Among the secreted proteins predicted for M. grisea, many contained consensus carbohydrate substrate-binding domains, consistent with a role in attachment and colonization of plant tissue (Supplementary Table S6). Specifically, a role for chitin-binding proteins in plant–fungus interactions has been proposed from studies of the avirulence protein Avr4 of the tomato pathogen Cladosporium fulvum26. Avr4 is a chitin-binding protein that may act to protect the fungal cell wall from chitinases produced by plants' innate immune response. Inspection of proteins containing the cysteine pattern found in Avr4 and other variant motifs revealed a novel pattern that is highly abundant in M. grisea. The novel variant cysteine pattern CX7CCX5C is present in 36 copies of 21 predicted proteins. In contrast, this pattern occurs just eight times in A. nidulans, four times in N. crassa, and not at all in S. cerevisiae open reading frames (Supplementary Fig. S5). This motif probably represents a variant chitin-binding motif whose abundance may be diagnostic for plant-associated filamentous ascomycetes.

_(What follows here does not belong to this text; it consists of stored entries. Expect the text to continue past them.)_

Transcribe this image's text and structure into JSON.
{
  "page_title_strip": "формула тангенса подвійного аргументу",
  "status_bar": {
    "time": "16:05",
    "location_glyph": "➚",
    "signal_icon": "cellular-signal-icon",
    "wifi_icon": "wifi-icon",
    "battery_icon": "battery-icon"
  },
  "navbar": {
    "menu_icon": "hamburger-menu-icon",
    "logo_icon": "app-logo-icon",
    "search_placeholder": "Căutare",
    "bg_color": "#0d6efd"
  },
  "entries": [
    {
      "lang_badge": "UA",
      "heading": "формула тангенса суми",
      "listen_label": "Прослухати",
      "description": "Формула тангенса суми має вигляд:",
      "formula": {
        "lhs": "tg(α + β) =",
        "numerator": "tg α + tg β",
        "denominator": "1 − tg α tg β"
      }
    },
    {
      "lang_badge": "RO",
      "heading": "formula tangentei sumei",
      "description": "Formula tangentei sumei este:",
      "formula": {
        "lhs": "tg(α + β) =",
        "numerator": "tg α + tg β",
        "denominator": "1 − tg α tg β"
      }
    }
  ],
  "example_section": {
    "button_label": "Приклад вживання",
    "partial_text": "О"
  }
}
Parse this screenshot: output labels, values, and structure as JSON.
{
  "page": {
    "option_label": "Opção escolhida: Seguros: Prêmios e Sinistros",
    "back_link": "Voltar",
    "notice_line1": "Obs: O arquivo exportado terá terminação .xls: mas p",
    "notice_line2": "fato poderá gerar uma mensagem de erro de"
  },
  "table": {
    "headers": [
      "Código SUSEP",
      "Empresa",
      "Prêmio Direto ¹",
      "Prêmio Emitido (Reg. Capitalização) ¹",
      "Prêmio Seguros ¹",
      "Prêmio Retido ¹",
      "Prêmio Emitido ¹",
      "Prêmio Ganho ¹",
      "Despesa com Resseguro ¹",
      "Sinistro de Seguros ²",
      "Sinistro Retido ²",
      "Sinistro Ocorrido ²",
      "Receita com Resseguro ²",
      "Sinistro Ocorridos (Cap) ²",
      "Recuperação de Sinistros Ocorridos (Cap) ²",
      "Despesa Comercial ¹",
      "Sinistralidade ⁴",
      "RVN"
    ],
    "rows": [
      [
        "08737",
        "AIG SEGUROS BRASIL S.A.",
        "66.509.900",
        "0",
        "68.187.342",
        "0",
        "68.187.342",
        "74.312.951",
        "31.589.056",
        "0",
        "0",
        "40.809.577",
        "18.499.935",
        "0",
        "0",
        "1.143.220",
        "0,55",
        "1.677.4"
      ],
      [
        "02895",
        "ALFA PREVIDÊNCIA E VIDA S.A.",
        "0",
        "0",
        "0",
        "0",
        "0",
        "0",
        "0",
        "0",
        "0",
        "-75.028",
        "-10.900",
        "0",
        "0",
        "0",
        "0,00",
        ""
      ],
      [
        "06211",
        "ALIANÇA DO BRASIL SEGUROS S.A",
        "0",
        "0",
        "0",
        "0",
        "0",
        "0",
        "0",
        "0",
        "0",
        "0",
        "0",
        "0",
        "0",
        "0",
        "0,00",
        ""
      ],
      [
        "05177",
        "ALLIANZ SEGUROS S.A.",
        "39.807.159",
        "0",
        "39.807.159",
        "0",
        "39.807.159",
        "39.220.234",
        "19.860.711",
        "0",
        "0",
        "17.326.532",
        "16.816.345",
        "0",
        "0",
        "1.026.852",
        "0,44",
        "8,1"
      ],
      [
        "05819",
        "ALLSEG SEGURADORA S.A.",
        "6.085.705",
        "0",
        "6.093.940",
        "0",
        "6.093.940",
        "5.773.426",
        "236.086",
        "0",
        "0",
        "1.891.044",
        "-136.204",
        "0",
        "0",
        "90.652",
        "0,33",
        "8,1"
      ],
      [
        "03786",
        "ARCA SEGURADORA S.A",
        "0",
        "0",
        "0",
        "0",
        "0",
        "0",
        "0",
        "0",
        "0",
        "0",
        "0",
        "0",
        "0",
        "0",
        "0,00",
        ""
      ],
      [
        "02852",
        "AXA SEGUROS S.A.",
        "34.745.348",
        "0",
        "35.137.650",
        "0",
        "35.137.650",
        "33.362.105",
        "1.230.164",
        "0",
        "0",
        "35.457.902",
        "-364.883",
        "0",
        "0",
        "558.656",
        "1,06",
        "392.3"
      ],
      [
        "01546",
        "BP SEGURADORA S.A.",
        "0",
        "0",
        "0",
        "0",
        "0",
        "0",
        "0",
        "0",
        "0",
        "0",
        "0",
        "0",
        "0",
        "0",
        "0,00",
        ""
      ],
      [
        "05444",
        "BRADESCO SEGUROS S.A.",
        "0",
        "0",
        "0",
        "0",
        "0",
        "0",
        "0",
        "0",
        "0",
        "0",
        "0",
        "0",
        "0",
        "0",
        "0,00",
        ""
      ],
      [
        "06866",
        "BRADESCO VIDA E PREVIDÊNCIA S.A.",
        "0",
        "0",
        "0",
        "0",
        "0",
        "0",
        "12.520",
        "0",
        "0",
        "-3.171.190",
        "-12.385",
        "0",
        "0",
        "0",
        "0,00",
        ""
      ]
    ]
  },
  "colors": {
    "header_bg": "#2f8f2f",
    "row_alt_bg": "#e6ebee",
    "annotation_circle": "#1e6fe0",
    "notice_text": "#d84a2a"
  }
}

Fungal effectors and PAMPs

Pathogenic microorganisms of plants are known to secrete proteins directly into host plant cells to perturb host cell signalling or suppress the plant innate immune system27,28. The plant adaptive immune system has, in turn, evolved to recognize pathogen effector proteins (often termed pathogen-associated molecular patterns, PAMPs). In the M. grisea–rice interaction, this immunity is governed by a gene-for-gene system (one gene in the host conditions resistance to a pathogen effector protein encoded by a single pathogen gene).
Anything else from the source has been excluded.